Dive Brief:
- In order to accommodate spiking electricity demand in the U.S., the capabilities of the existing power system should be leveraged using tools like grid-enhancing technologies, and new loads should be co-located in “energy parks” — large microgrids — to minimize the need for transmission upgrades, according to a Tuesday report that the Brattle Group prepared for the Clean Air Task Force.
- The report recommends states and utilities consider “scaling up promising demand-side programs” and providing targeted incentives for them to customers. Energy efficiency technologies, distributed energy resources, time-varying rates and demand response can “create more headroom in the electricity system to accommodate more load growth,” it says.
- The report also recommends avoiding the need for costly transmission upgrades as much as possible by creating energy parks, “where large electricity consumers are co-located with generation assets that can be dispatched for grid-related needs, which can offer significantly faster grid access for new loads.”
Dive Insight:
Several energy parks are already in development, including the $1 billion Meitner Project in Texas, which is “developing 460 MW of wind and 340 MW of solar to power 400 MW of hydrogen electrolyzers,” the report says. It also notes that Google plans to invest $20 billion in energy parks by the end of the decade “to power data centers using solar and battery storage, with the first project expected to be operational in 2026 and complete in 2027.”
“To facilitate this co-location arrangement, transmission operators and owners should adopt interconnection processes that appropriately reflect the operation of colocated load and generation, and offer expedited screening processes given the controllable, non-firm nature of their grid injections,” the report says.
In December, Grid Strategies issued a report estimating that U.S. electricity demand could rise 128 GW over the next five years — a five-fold increase in load growth forecasts over the past two years.
However, utilities, grid operators and regulators are also dealing with forecasted demand that is failing to materialize, including from speculative load interconnection requests. Astrid Atkinson, a former Google senior director of software engineering and now co-founder and CEO of grid optimization software provider Camus Energy, said in May that there are around “five to 10 times more interconnection requests than data centers actually being built.”
The report notes that “questions remain about the firmness of hyperscalers’ plans for new data centers and how future expansion will unfold as artificial intelligence (AI) training, usage, and computational efficiencies continue to evolve rapidly” and encourages the standardization of load interconnection processes to “[reduce] uncertainty associated with load growth and enhancing planning efficiency.”

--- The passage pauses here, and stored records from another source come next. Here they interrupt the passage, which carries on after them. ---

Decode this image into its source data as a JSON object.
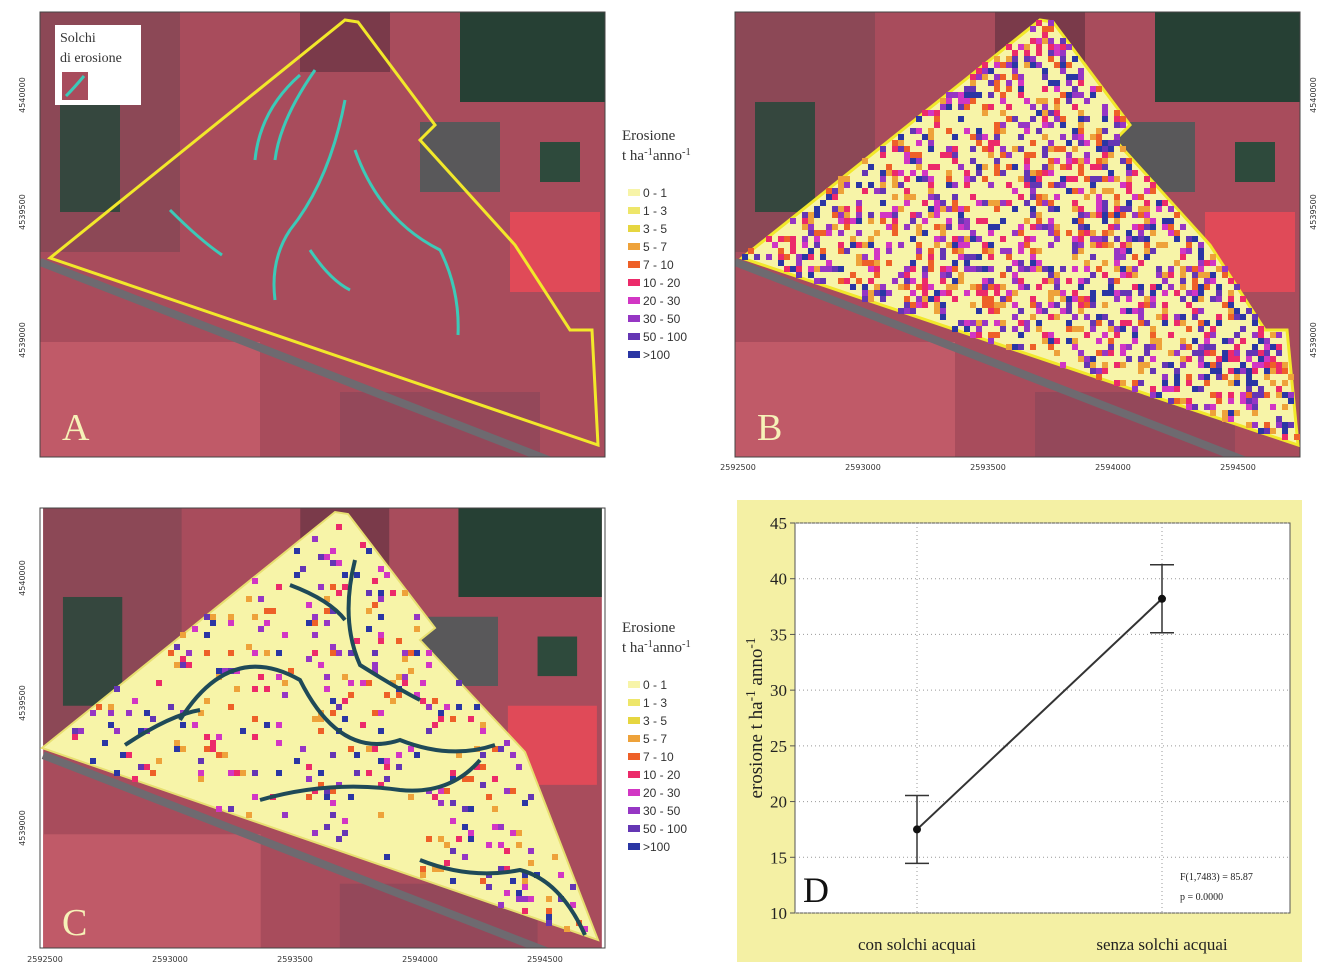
{
  "maps": [
    {
      "label": "A",
      "inset_legend": [
        "Solchi",
        "di erosione"
      ]
    },
    {
      "label": "B"
    },
    {
      "label": "C"
    }
  ],
  "coordinates": {
    "northing": [
      4540000,
      4539500,
      4539000
    ],
    "easting": [
      2592500,
      2593000,
      2593500,
      2594000,
      2594500
    ]
  },
  "legend": {
    "title": "Erosione",
    "unit": [
      "t ha",
      "-1",
      "anno",
      "-1"
    ],
    "classes": [
      {
        "label": "0 - 1",
        "color": "#f7f4a8"
      },
      {
        "label": "1 - 3",
        "color": "#eee66a"
      },
      {
        "label": "3 - 5",
        "color": "#e6d640"
      },
      {
        "label": "5 - 7",
        "color": "#eea23a"
      },
      {
        "label": "7 - 10",
        "color": "#ee6028"
      },
      {
        "label": "10 - 20",
        "color": "#ec2a6a"
      },
      {
        "label": "20 - 30",
        "color": "#d236c4"
      },
      {
        "label": "30 - 50",
        "color": "#9636c4"
      },
      {
        "label": "50 - 100",
        "color": "#6436b4"
      },
      {
        "label": ">100",
        "color": "#2a36a4"
      }
    ]
  },
  "chart_data": {
    "type": "line",
    "label": "D",
    "categories": [
      "con solchi acquai",
      "senza solchi acquai"
    ],
    "values": [
      17.5,
      38.2
    ],
    "errors": [
      3.05,
      3.05
    ],
    "y_label": [
      "erosione  t  ha",
      "-1",
      "  anno",
      "-1"
    ],
    "ylim": [
      10,
      45
    ],
    "yticks": [
      10,
      15,
      20,
      25,
      30,
      35,
      40,
      45
    ],
    "grid": true,
    "color": "#333333",
    "background": "#f4f0a4",
    "annotations": [
      "F(1,7483) = 85.87",
      "p = 0.0000"
    ]
  }
}
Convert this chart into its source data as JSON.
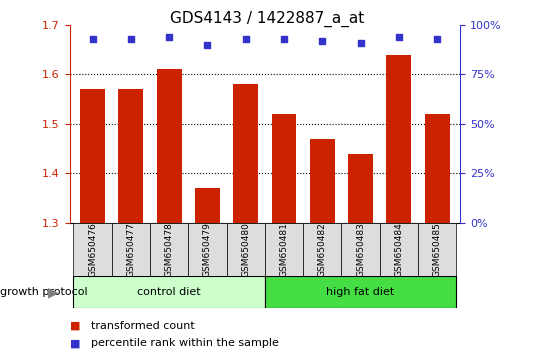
{
  "title": "GDS4143 / 1422887_a_at",
  "samples": [
    "GSM650476",
    "GSM650477",
    "GSM650478",
    "GSM650479",
    "GSM650480",
    "GSM650481",
    "GSM650482",
    "GSM650483",
    "GSM650484",
    "GSM650485"
  ],
  "transformed_count": [
    1.57,
    1.57,
    1.61,
    1.37,
    1.58,
    1.52,
    1.47,
    1.44,
    1.64,
    1.52
  ],
  "percentile_rank": [
    93,
    93,
    94,
    90,
    93,
    93,
    92,
    91,
    94,
    93
  ],
  "ylim_left": [
    1.3,
    1.7
  ],
  "ylim_right": [
    0,
    100
  ],
  "yticks_left": [
    1.3,
    1.4,
    1.5,
    1.6,
    1.7
  ],
  "yticks_right": [
    0,
    25,
    50,
    75,
    100
  ],
  "bar_color": "#CC2200",
  "dot_color": "#3333CC",
  "control_label": "control diet",
  "hfd_label": "high fat diet",
  "growth_protocol_label": "growth protocol",
  "legend_bar_label": "transformed count",
  "legend_dot_label": "percentile rank within the sample",
  "control_color": "#CCFFCC",
  "hfd_color": "#44DD44",
  "left_axis_color": "#CC2200",
  "right_axis_color": "#3333CC",
  "title_fontsize": 11,
  "tick_fontsize": 8,
  "label_fontsize": 8,
  "bar_bottom": 1.3,
  "gridlines": [
    1.4,
    1.5,
    1.6
  ]
}
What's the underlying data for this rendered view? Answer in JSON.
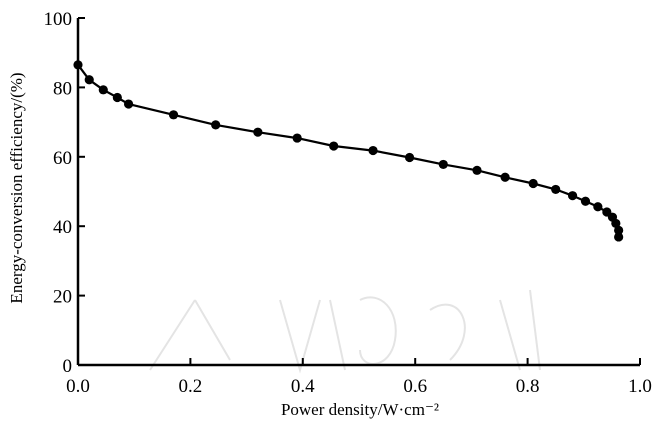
{
  "chart_data": {
    "type": "line",
    "title": "",
    "xlabel": "Power density/W·cm⁻²",
    "ylabel": "Energy-conversion efficiency/(%)",
    "xlim": [
      0.0,
      1.0
    ],
    "ylim": [
      0,
      100
    ],
    "x_ticks": [
      0.0,
      0.2,
      0.4,
      0.6,
      0.8,
      1.0
    ],
    "y_ticks": [
      0,
      20,
      40,
      60,
      80,
      100
    ],
    "x_tick_labels": [
      "0.0",
      "0.2",
      "0.4",
      "0.6",
      "0.8",
      "1.0"
    ],
    "y_tick_labels": [
      "0",
      "20",
      "40",
      "60",
      "80",
      "100"
    ],
    "grid": false,
    "legend": "none",
    "series": [
      {
        "marker": "filled-circle",
        "color": "#000000",
        "points": [
          [
            0.0,
            86.5
          ],
          [
            0.02,
            82.2
          ],
          [
            0.045,
            79.3
          ],
          [
            0.07,
            77.1
          ],
          [
            0.09,
            75.2
          ],
          [
            0.17,
            72.1
          ],
          [
            0.245,
            69.2
          ],
          [
            0.32,
            67.1
          ],
          [
            0.39,
            65.4
          ],
          [
            0.455,
            63.1
          ],
          [
            0.525,
            61.8
          ],
          [
            0.59,
            59.8
          ],
          [
            0.65,
            57.8
          ],
          [
            0.71,
            56.1
          ],
          [
            0.76,
            54.1
          ],
          [
            0.81,
            52.3
          ],
          [
            0.85,
            50.6
          ],
          [
            0.88,
            48.8
          ],
          [
            0.903,
            47.2
          ],
          [
            0.925,
            45.6
          ],
          [
            0.941,
            44.1
          ],
          [
            0.951,
            42.6
          ],
          [
            0.957,
            40.8
          ],
          [
            0.962,
            38.8
          ],
          [
            0.962,
            36.9
          ]
        ]
      }
    ]
  }
}
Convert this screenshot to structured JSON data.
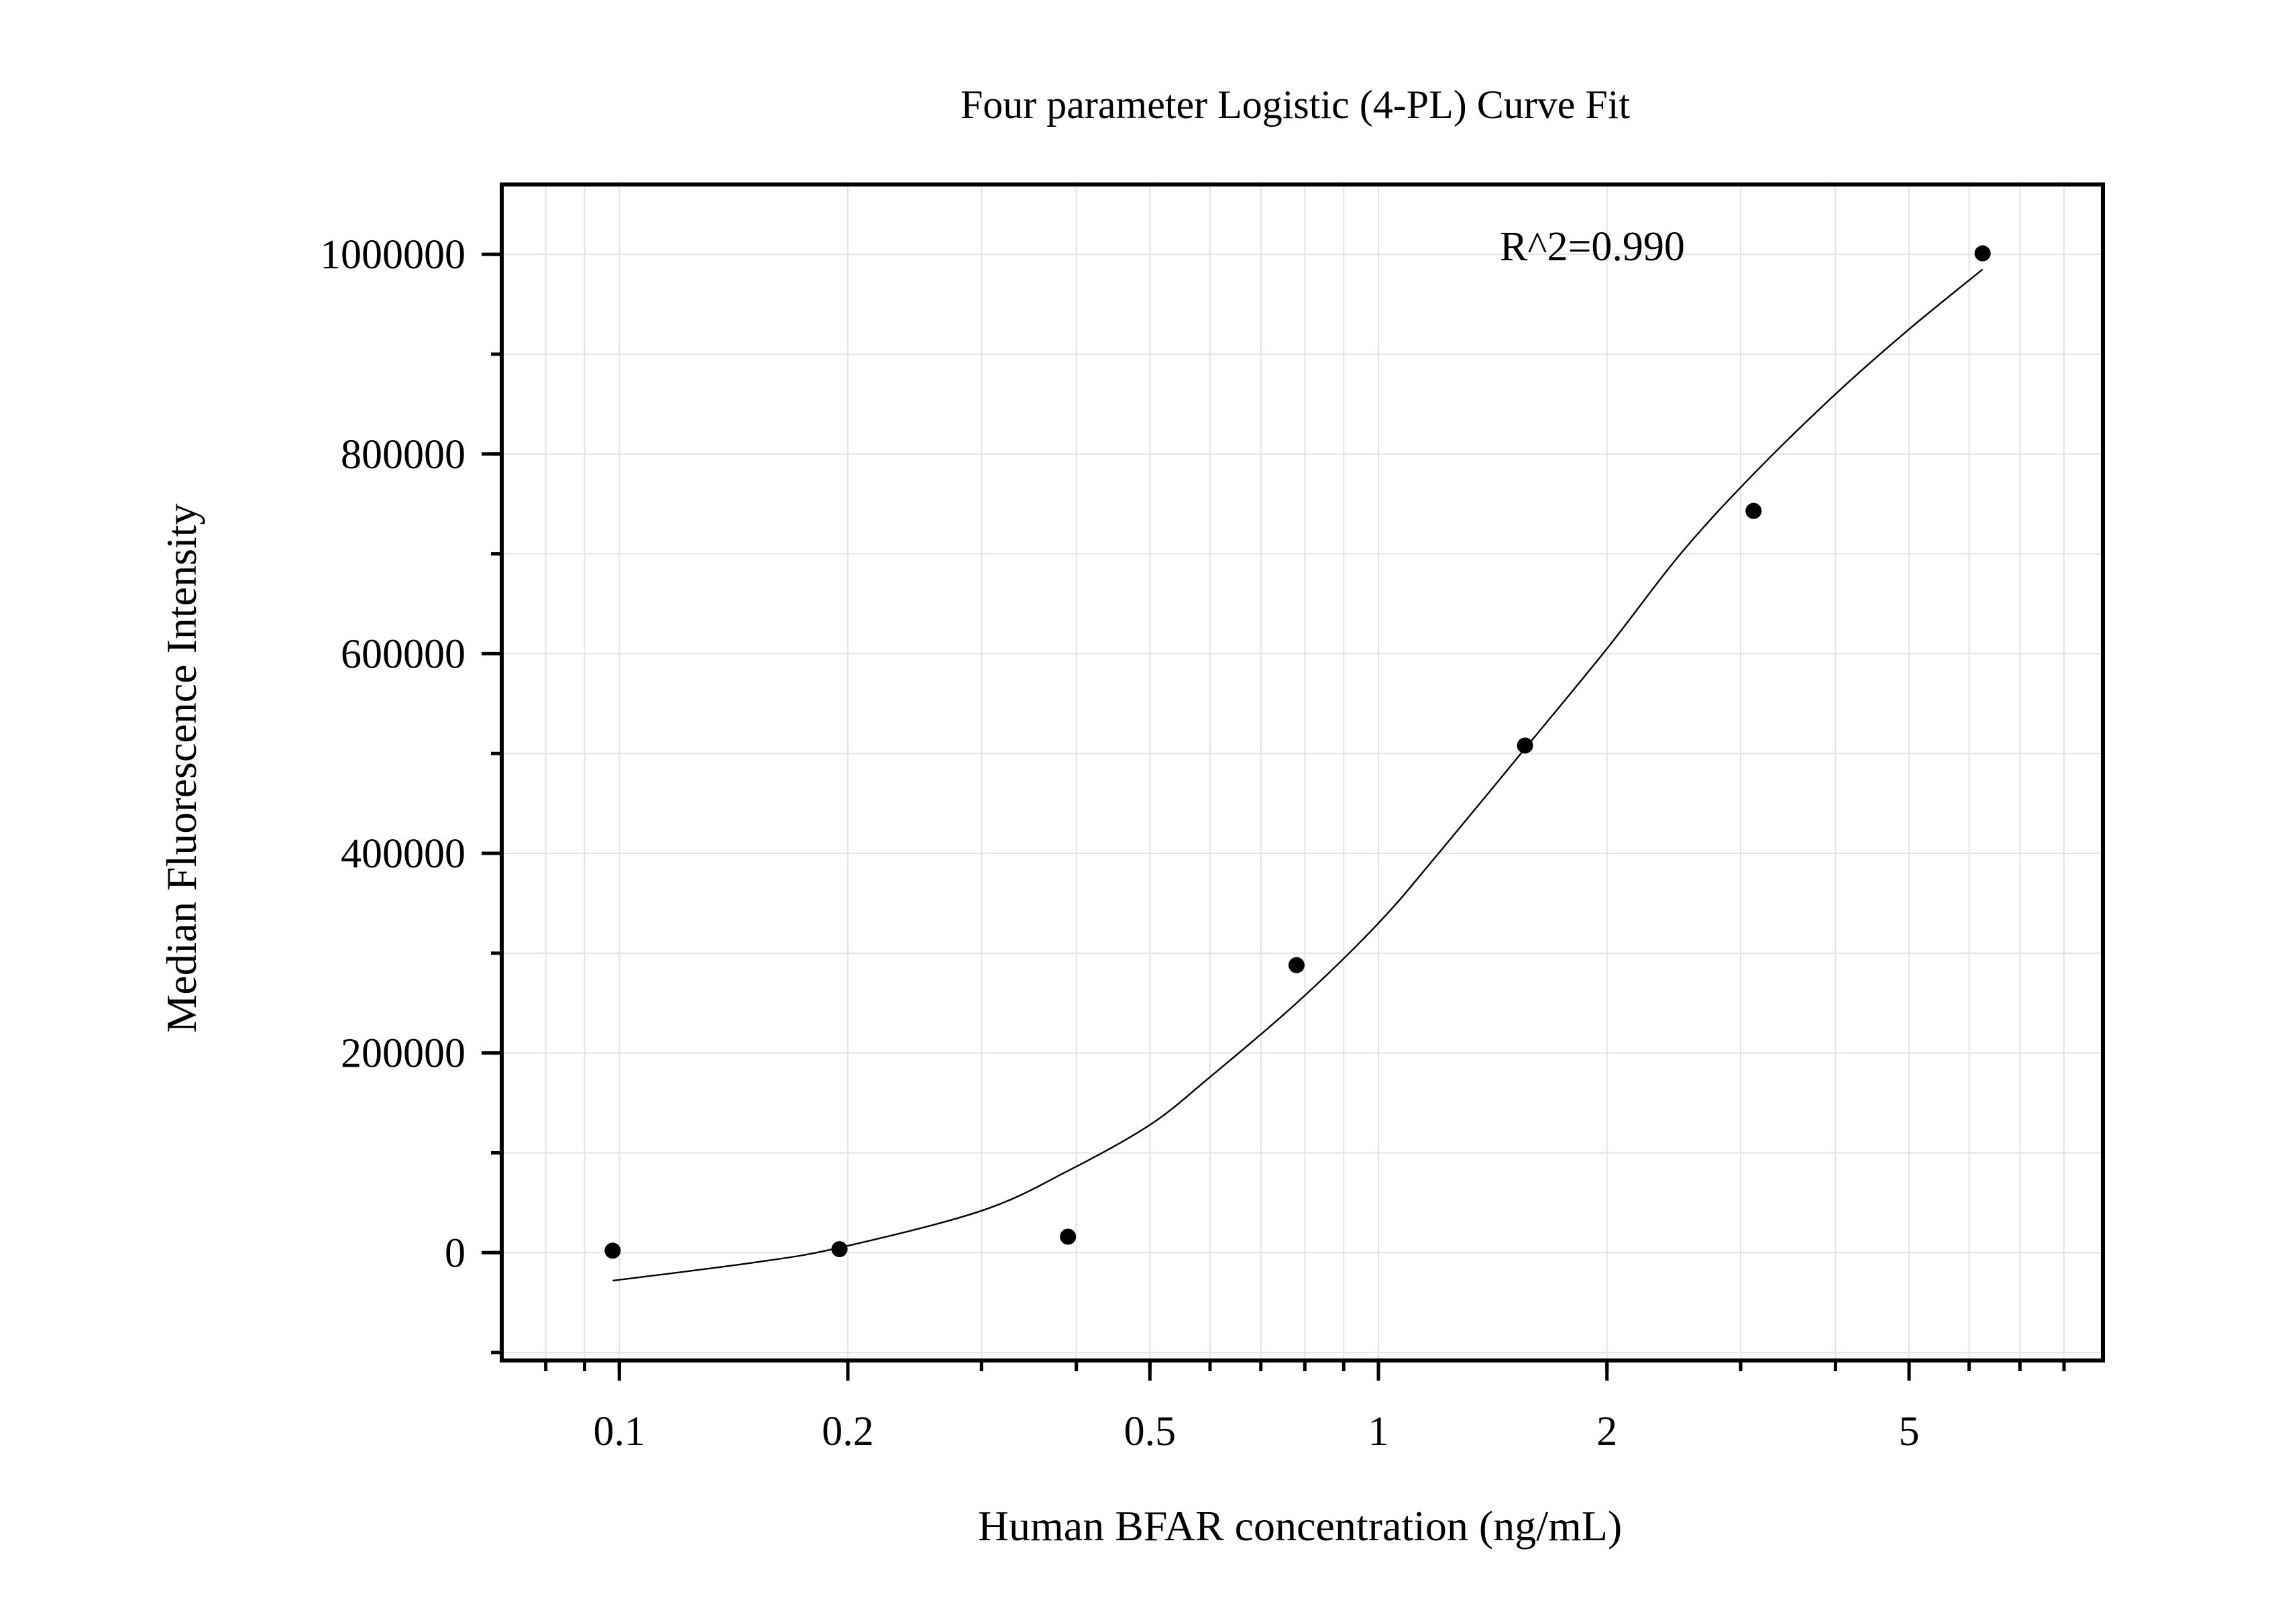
{
  "chart_data": {
    "type": "scatter",
    "title": "Four parameter Logistic (4-PL) Curve Fit",
    "xlabel": "Human BFAR concentration (ng/mL)",
    "ylabel": "Median Fluorescence Intensity",
    "x_scale": "log",
    "xlim": [
      0.07,
      9.0
    ],
    "ylim": [
      -108000,
      1070000
    ],
    "x_ticks": [
      {
        "value": 0.1,
        "label": "0.1"
      },
      {
        "value": 0.2,
        "label": "0.2"
      },
      {
        "value": 0.5,
        "label": "0.5"
      },
      {
        "value": 1,
        "label": "1"
      },
      {
        "value": 2,
        "label": "2"
      },
      {
        "value": 5,
        "label": "5"
      }
    ],
    "y_ticks": [
      {
        "value": 0,
        "label": "0"
      },
      {
        "value": 200000,
        "label": "200000"
      },
      {
        "value": 400000,
        "label": "400000"
      },
      {
        "value": 600000,
        "label": "600000"
      },
      {
        "value": 800000,
        "label": "800000"
      },
      {
        "value": 1000000,
        "label": "1000000"
      }
    ],
    "grid": true,
    "annotation": "R^2=0.990",
    "series": [
      {
        "points": [
          {
            "x": 0.098,
            "y": 2000
          },
          {
            "x": 0.195,
            "y": 3500
          },
          {
            "x": 0.39,
            "y": 16000
          },
          {
            "x": 0.78,
            "y": 288000
          },
          {
            "x": 1.56,
            "y": 508000
          },
          {
            "x": 3.12,
            "y": 743000
          },
          {
            "x": 6.25,
            "y": 1001000
          }
        ]
      }
    ],
    "fit": {
      "model": "4PL",
      "x_range": [
        0.098,
        6.25
      ],
      "curve_points": [
        [
          0.098,
          -28000
        ],
        [
          0.15,
          -10000
        ],
        [
          0.195,
          5000
        ],
        [
          0.3,
          42000
        ],
        [
          0.39,
          82000
        ],
        [
          0.5,
          128000
        ],
        [
          0.6,
          176000
        ],
        [
          0.78,
          250000
        ],
        [
          1.0,
          330000
        ],
        [
          1.2,
          400000
        ],
        [
          1.56,
          505000
        ],
        [
          2.0,
          605000
        ],
        [
          2.5,
          700000
        ],
        [
          3.12,
          780000
        ],
        [
          4.0,
          860000
        ],
        [
          5.0,
          925000
        ],
        [
          6.25,
          985000
        ]
      ]
    },
    "colors": {
      "points": "#000000",
      "curve": "#000000",
      "grid": "#e3e3e3",
      "frame": "#000000"
    }
  }
}
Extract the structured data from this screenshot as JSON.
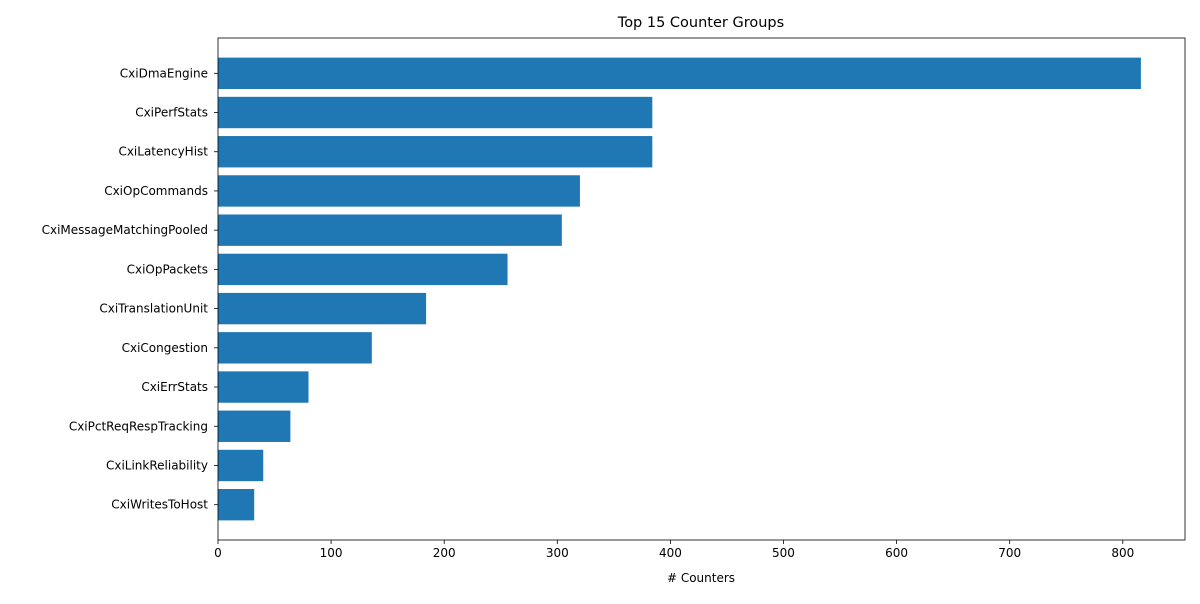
{
  "chart_data": {
    "type": "bar",
    "orientation": "horizontal",
    "title": "Top 15 Counter Groups",
    "xlabel": "# Counters",
    "ylabel": "",
    "xlim": [
      0,
      855
    ],
    "xticks": [
      0,
      100,
      200,
      300,
      400,
      500,
      600,
      700,
      800
    ],
    "grid": false,
    "legend": "none",
    "bar_color": "#1f77b4",
    "categories": [
      "CxiDmaEngine",
      "CxiPerfStats",
      "CxiLatencyHist",
      "CxiOpCommands",
      "CxiMessageMatchingPooled",
      "CxiOpPackets",
      "CxiTranslationUnit",
      "CxiCongestion",
      "CxiErrStats",
      "CxiPctReqRespTracking",
      "CxiLinkReliability",
      "CxiWritesToHost"
    ],
    "values": [
      816,
      384,
      384,
      320,
      304,
      256,
      184,
      136,
      80,
      64,
      40,
      32
    ]
  }
}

Overall, the report encourages planning processes that “more explicitly recognize future uncertainties in planning in order to develop ‘least-regrets’ solutions that maximize long-term cost savings while minimizing the risks of both over- and under-investing in the system.
“Many existing processes operate on a ‘first-come, first-served’ basis, which enables speculative behavior and can inflate load forecasts with non-viable phantom projects,” the report says. “A consistent, transparent, and actively managed load interconnection process would help mitigate these risks and support more effective system planning.”
Tools for accomplishing this include “clearly defined queue protocols, robust financial and commercial readiness criteria and requirements, a clear distinction between interconnecting firm and interruptible new loads (including those with co-located generation that is dispatchable for grid needs), and mechanisms to remove nonviable projects from the queue,” according to the report.
The report says utilities and regulators should encourage new large customers to self-supply the energy they need.
It suggests options such as wheeling – where customers own or procure their generation resources themselves or through a third-party supplier, “with the utility delivering the self-supplied power over its transmission and distribution grid” – or sleeving, where electricity from a renewable energy project is transferred to an offtaker through an intermediary company.
“To ensure system-wide resource adequacy and local reliability requirements, utilities and RTOs should further incorporate customers’ self-supplied generation into their reliability operations and planning processes,” the report says. “Doing so would allow the accelerated deployment of generation through self-supply while also serving system-wide needs to maintain resource adequacy.”